La quindicenne Leo (Grabenhenrich, impressionante per naturalezza e bravura) ha una madre sufficientemente distratta da non accorgersi che la figlia ha lasciato la Germania alla volta dell'Italia. Destinazione: una Ravenna balneare in versione grigio piombo, fuori stagione e fuori dal tempo. Lì, da qualche parte tra una pensioncina chiusa e un fenicottero gonfiabile, lavora Paolo (Marinelli, tornato alle sue prestazioni più intonate), istruttore di surf e padre biologico ignaro e riluttante. Quando Leo si presenta alla sua porta (quella di un camper), la sua vita - già provvisoriamente in bilico tra una nuova compagna e una bimba piccola - si sgretola con la delicatezza di un castello di sabbia al primo vento di bora. Lei vuole un padre, lui un'uscita d'emergenza. E tra gite silenziose, dialoghi stentati e sguardi obliqui, si avvia un goffo apprendistato reciproco alla genitorialità e all'adolescenza.

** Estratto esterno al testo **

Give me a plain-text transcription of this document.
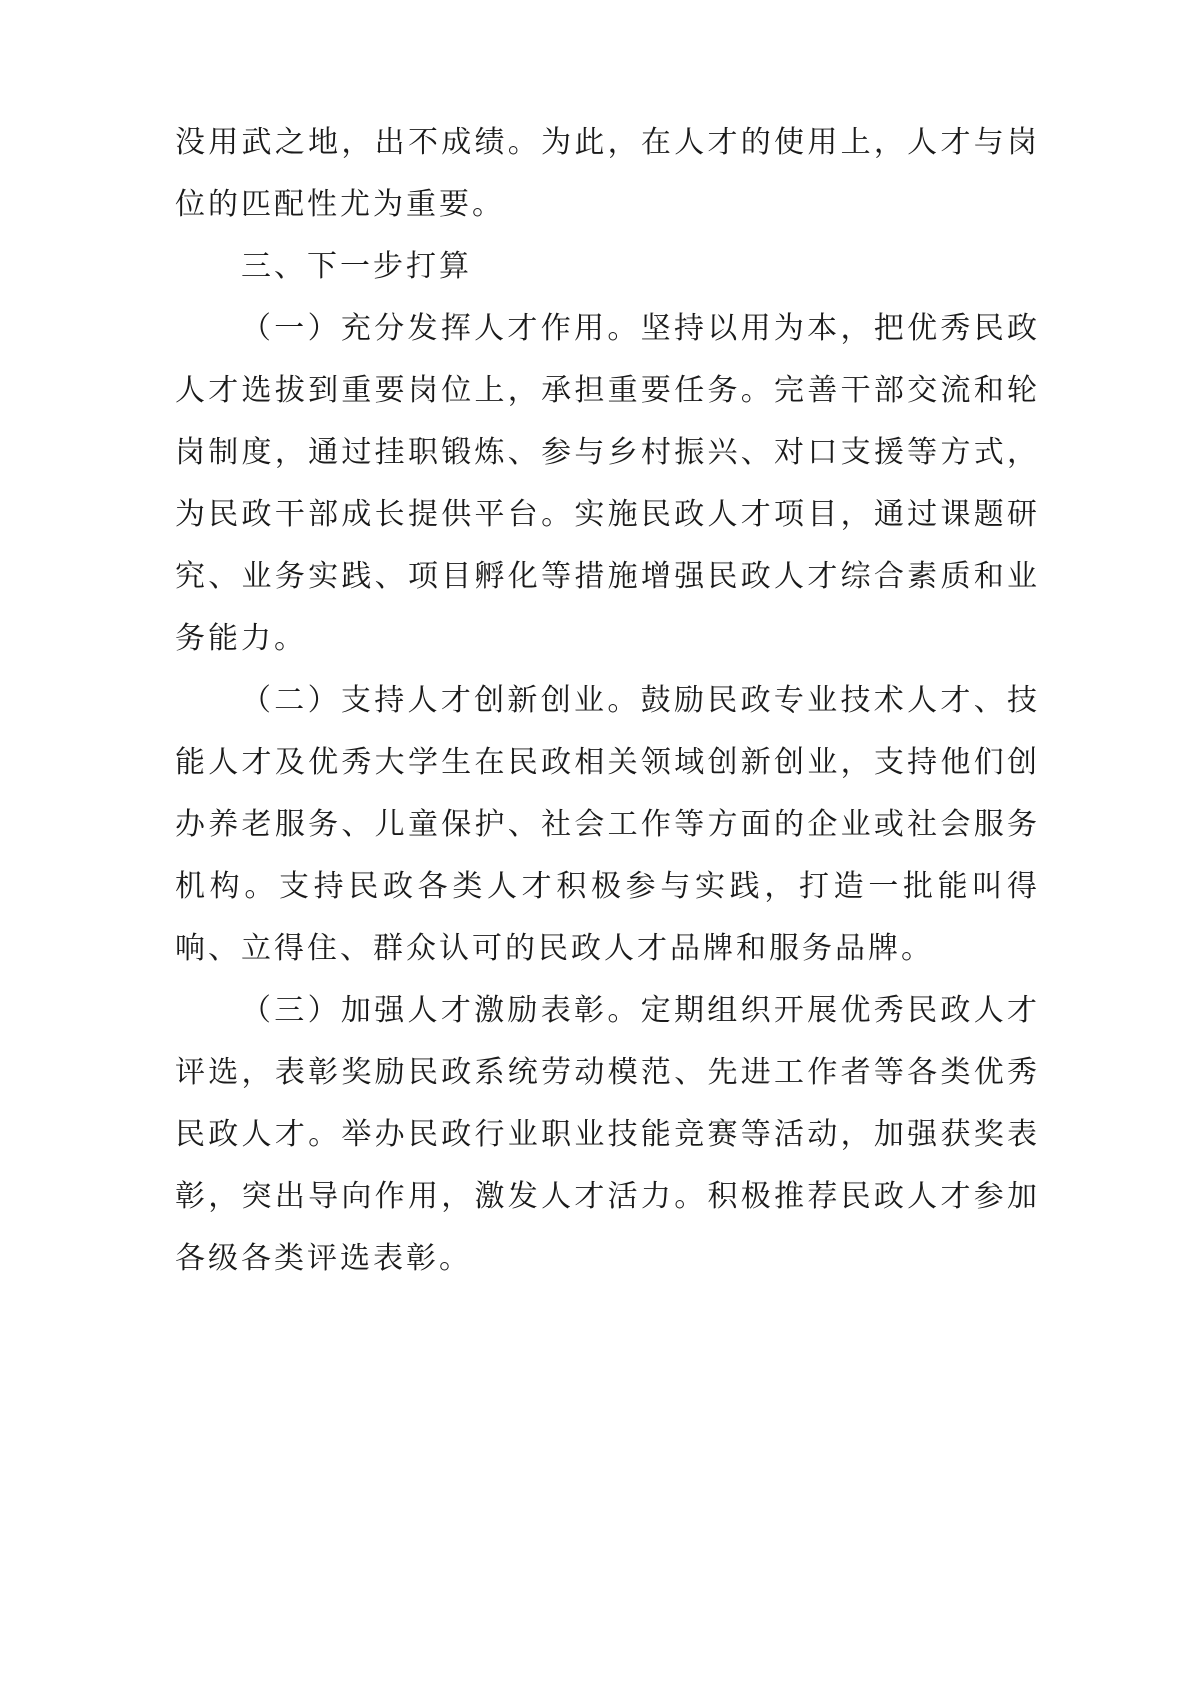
没用武之地，出不成绩。为此，在人才的使用上，人才与岗位的匹配性尤为重要。

三、下一步打算

（一）充分发挥人才作用。坚持以用为本，把优秀民政人才选拔到重要岗位上，承担重要任务。完善干部交流和轮岗制度，通过挂职锻炼、参与乡村振兴、对口支援等方式，为民政干部成长提供平台。实施民政人才项目，通过课题研究、业务实践、项目孵化等措施增强民政人才综合素质和业务能力。

（二）支持人才创新创业。鼓励民政专业技术人才、技能人才及优秀大学生在民政相关领域创新创业，支持他们创办养老服务、儿童保护、社会工作等方面的企业或社会服务机构。支持民政各类人才积极参与实践，打造一批能叫得响、立得住、群众认可的民政人才品牌和服务品牌。

（三）加强人才激励表彰。定期组织开展优秀民政人才评选，表彰奖励民政系统劳动模范、先进工作者等各类优秀民政人才。举办民政行业职业技能竞赛等活动，加强获奖表彰，突出导向作用，激发人才活力。积极推荐民政人才参加各级各类评选表彰。
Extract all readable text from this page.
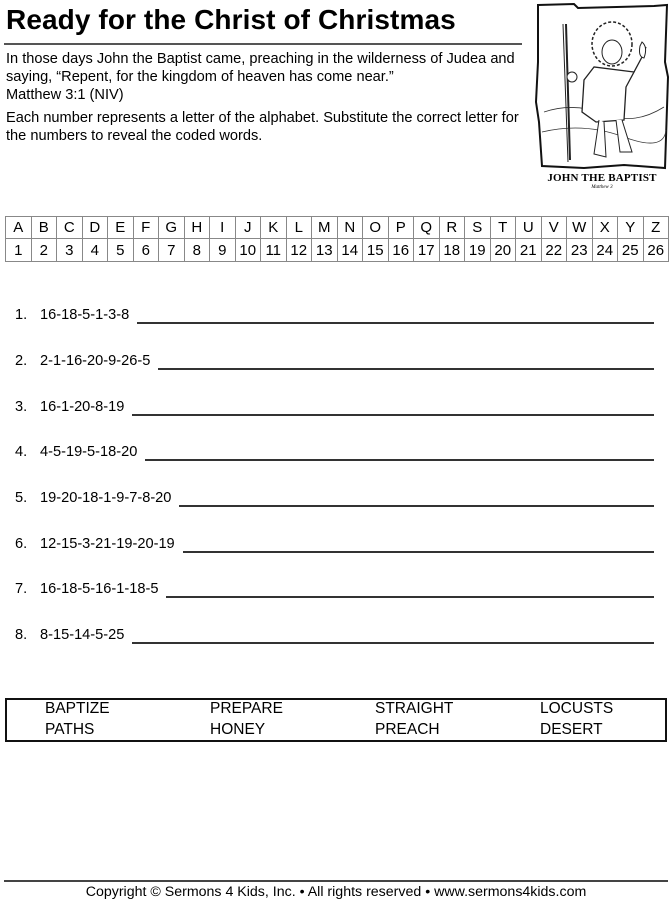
Ready for the Christ of Christmas
In those days John the Baptist came, preaching in the wilderness of Judea and saying, “Repent, for the kingdom of heaven has come near.”
Matthew 3:1 (NIV)
Each number represents a letter of the alphabet. Substitute the correct letter for the numbers to reveal the coded words.
JOHN THE BAPTIST
Matthew 3
A	B	C	D	E	F	G	H	I	J	K	L	M	N	O	P	Q	R	S	T	U	V	W	X	Y	Z
1	2	3	4	5	6	7	8	9	10	11	12	13	14	15	16	17	18	19	20	21	22	23	24	25	26
1. 16-18-5-1-3-8
2. 2-1-16-20-9-26-5
3. 16-1-20-8-19
4. 4-5-19-5-18-20
5. 19-20-18-1-9-7-8-20
6. 12-15-3-21-19-20-19
7. 16-18-5-16-1-18-5
8. 8-15-14-5-25
BAPTIZE	PREPARE	STRAIGHT	LOCUSTS
PATHS	HONEY	PREACH	DESERT
Copyright © Sermons 4 Kids, Inc. • All rights reserved • www.sermons4kids.com
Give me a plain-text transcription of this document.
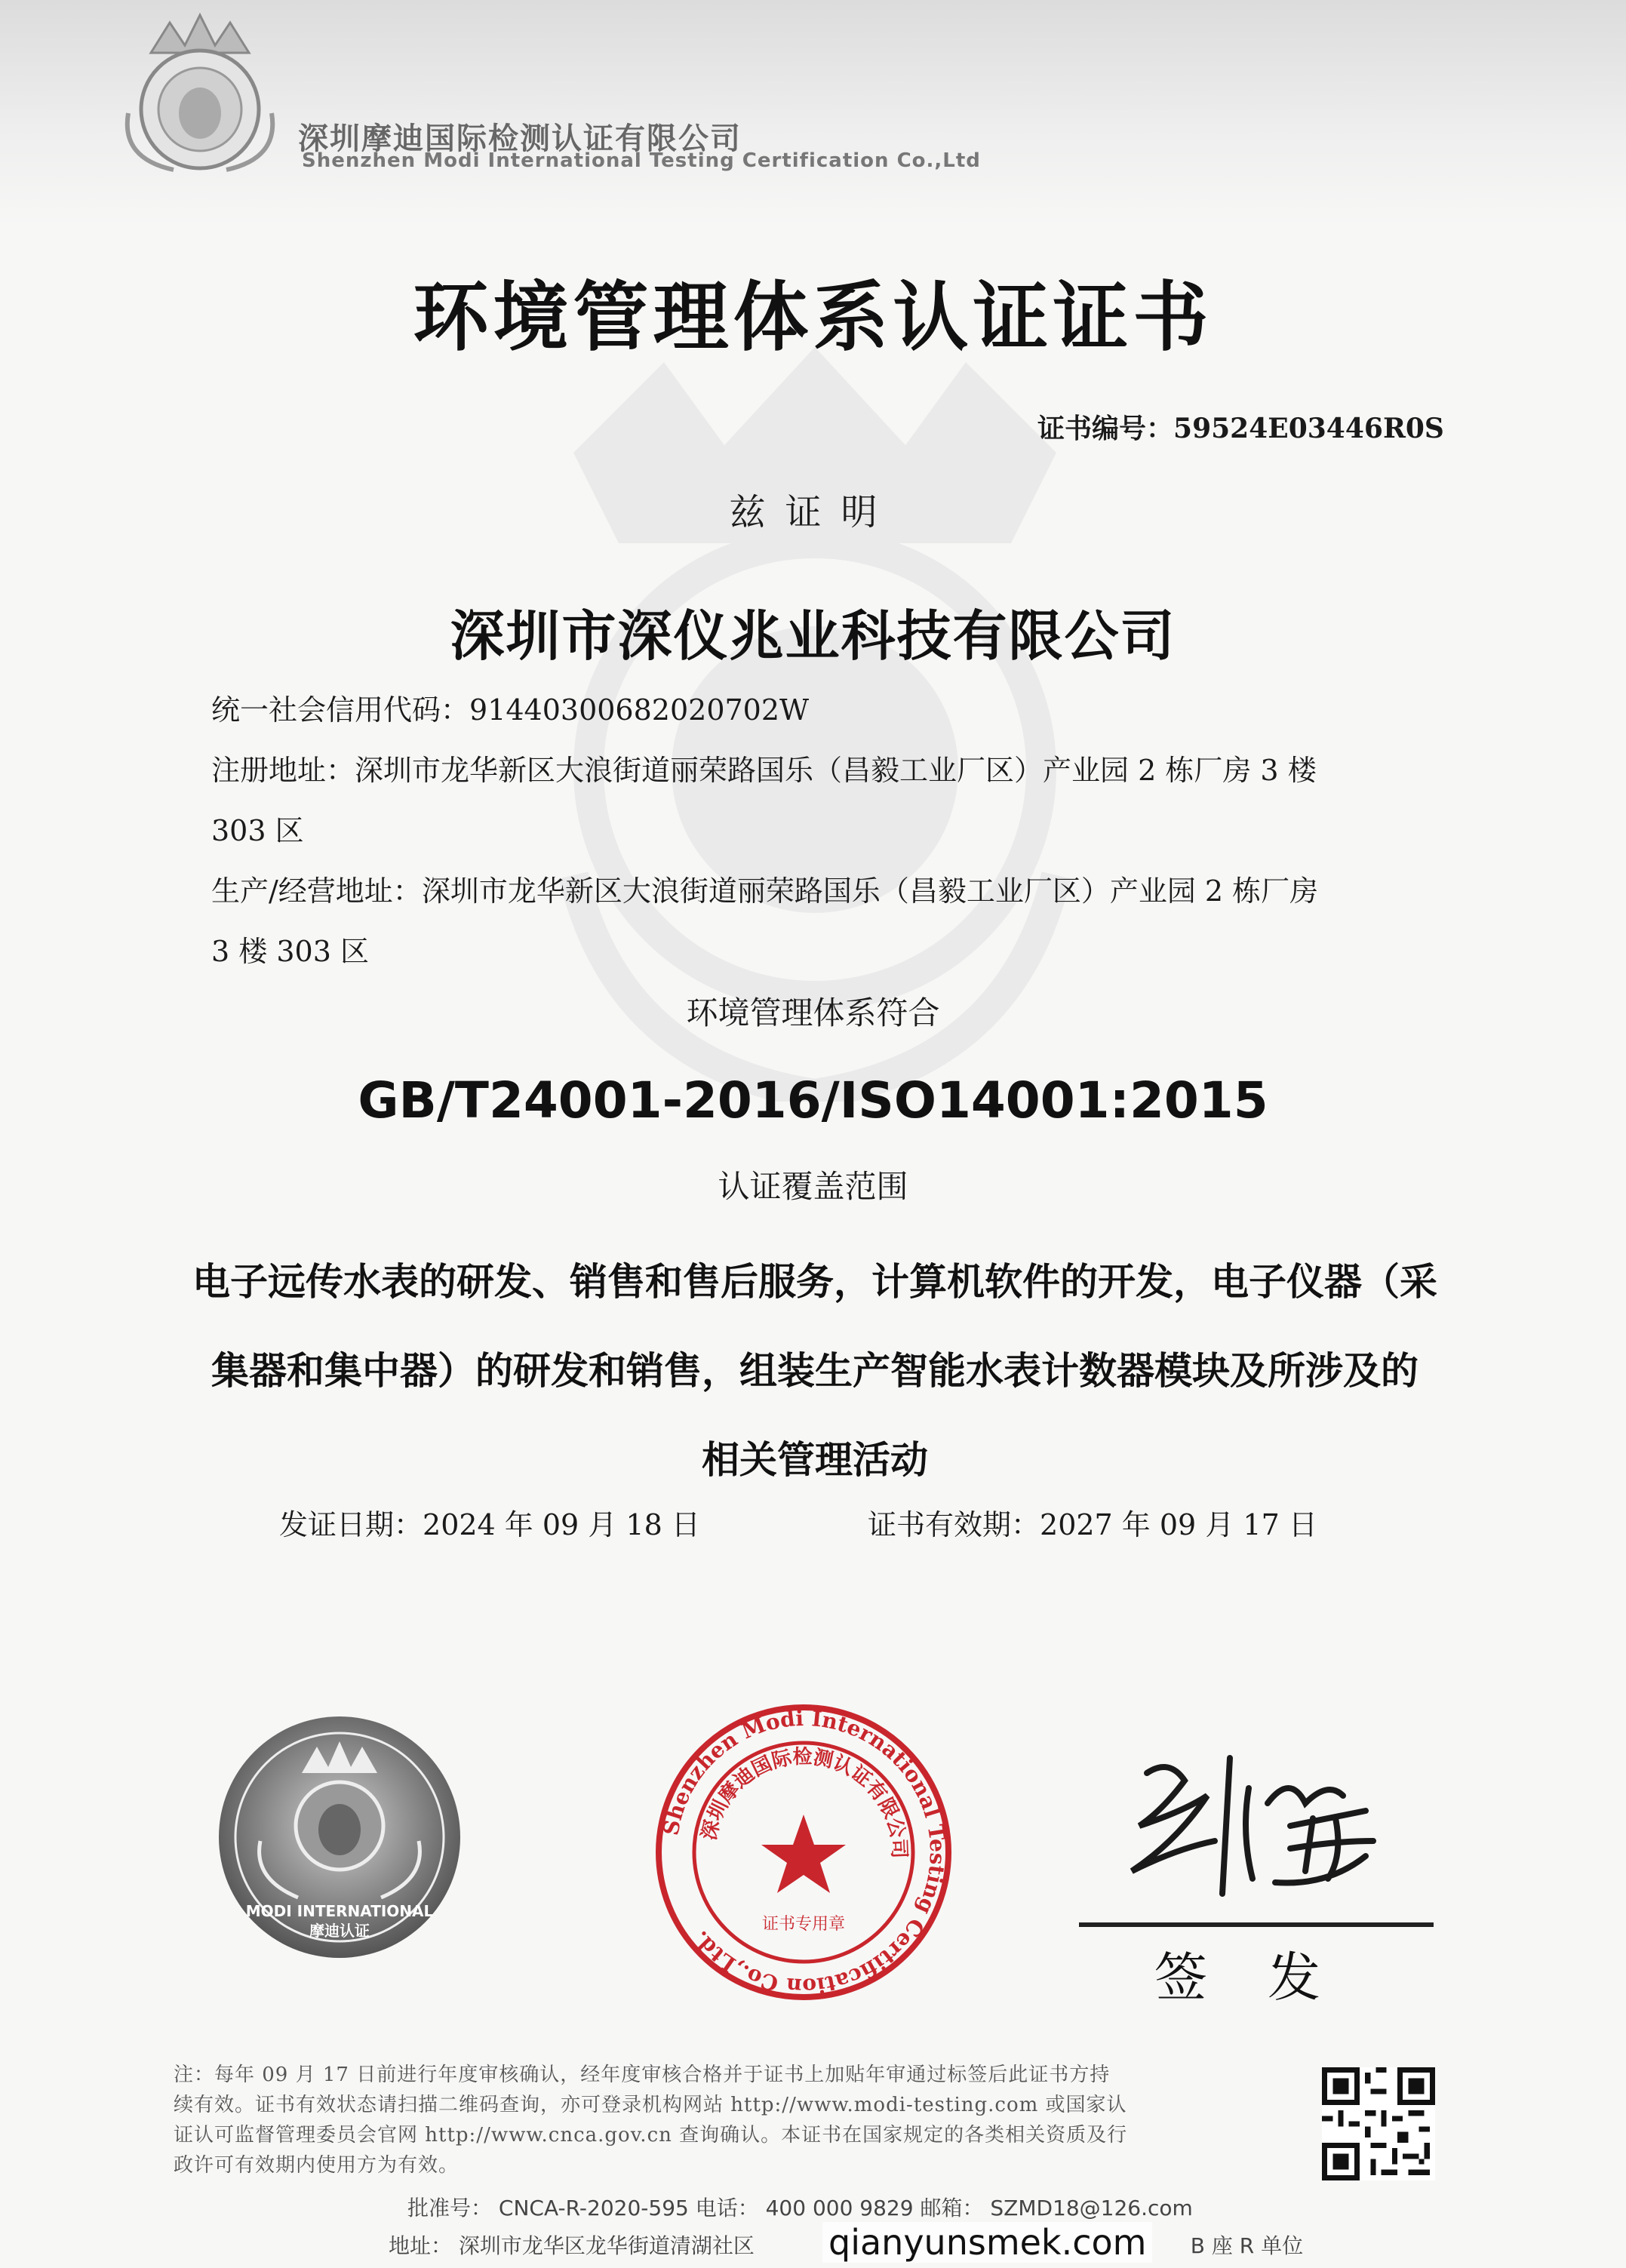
深圳摩迪国际检测认证有限公司
Shenzhen Modi International Testing Certification Co.,Ltd
环境管理体系认证证书
证书编号：59524E03446R0S
兹证明
深圳市深仪兆业科技有限公司
统一社会信用代码：91440300682020702W
注册地址：深圳市龙华新区大浪街道丽荣路国乐（昌毅工业厂区）产业园 2 栋厂房 3 楼
303 区
生产/经营地址：深圳市龙华新区大浪街道丽荣路国乐（昌毅工业厂区）产业园 2 栋厂房
3 楼 303 区
环境管理体系符合
GB/T24001-2016/ISO14001:2015
认证覆盖范围
电子远传水表的研发、销售和售后服务，计算机软件的开发，电子仪器（采
集器和集中器）的研发和销售，组装生产智能水表计数器模块及所涉及的
相关管理活动
发证日期：2024 年 09 月 18 日	证书有效期：2027 年 09 月 17 日
MODI INTERNATIONAL
摩迪认证
Shenzhen Modi International Testing Certification Co.,Ltd.
深圳摩迪国际检测认证有限公司
证书专用章
签发
注：每年 09 月 17 日前进行年度审核确认，经年度审核合格并于证书上加贴年审通过标签后此证书方持
续有效。证书有效状态请扫描二维码查询，亦可登录机构网站 http://www.modi-testing.com 或国家认
证认可监督管理委员会官网 http://www.cnca.gov.cn 查询确认。本证书在国家规定的各类相关资质及行
政许可有效期内使用方为有效。
批准号： CNCA-R-2020-595 电话： 400 000 9829 邮箱： SZMD18@126.com
地址： 深圳市龙华区龙华街道清湖社区	B 座 R 单位
qianyunsmek.com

Girato con austera eleganza da Alissa Jung (nella vita, moglie di Marinelli), Paternal Leave è un dramma intimo che trova nel plumbeo litorale romagnolo una scenografia perfetta: cupa, svuotata, malinconicamente fotogenica. Ma se il film merita (a stento) la sufficienza è soprattutto grazie alla prova maiuscola dei due protagonisti, Marinelli e Grabenhenrich, impegnati in un racconto di formazione a ruoli rovesciati: lui eterno Peter Pan, lei figlia ribelle e volitiva con istinto materno riversato nella sorellanza. I loro duetti, tra impacci, domande inquisitorie, tenerezze e qualche raro acuto che spezza il ritmo soporifero del film, tengono in piedi una storia che però rischia di affondare sotto il peso della sua stessa lentezza. Sì, perché il primo lungometraggio della regista tedesca si prende tutto il tempo del mondo (e dello spettatore), indugiando continuamente sul contesto, che assurge a vero coprotagonista. I silenzi si accumulano, le inquadrature si fanno sempre più composte, come se ogni scena fosse pensata dalla regista per acquisire a tutti i costi una patente di autorialità. Il risultato è sì un'opera curata e a tratti toccante, ma anche un po' compiaciuta, come un padre che impara a fare i pancake solo per Instagram.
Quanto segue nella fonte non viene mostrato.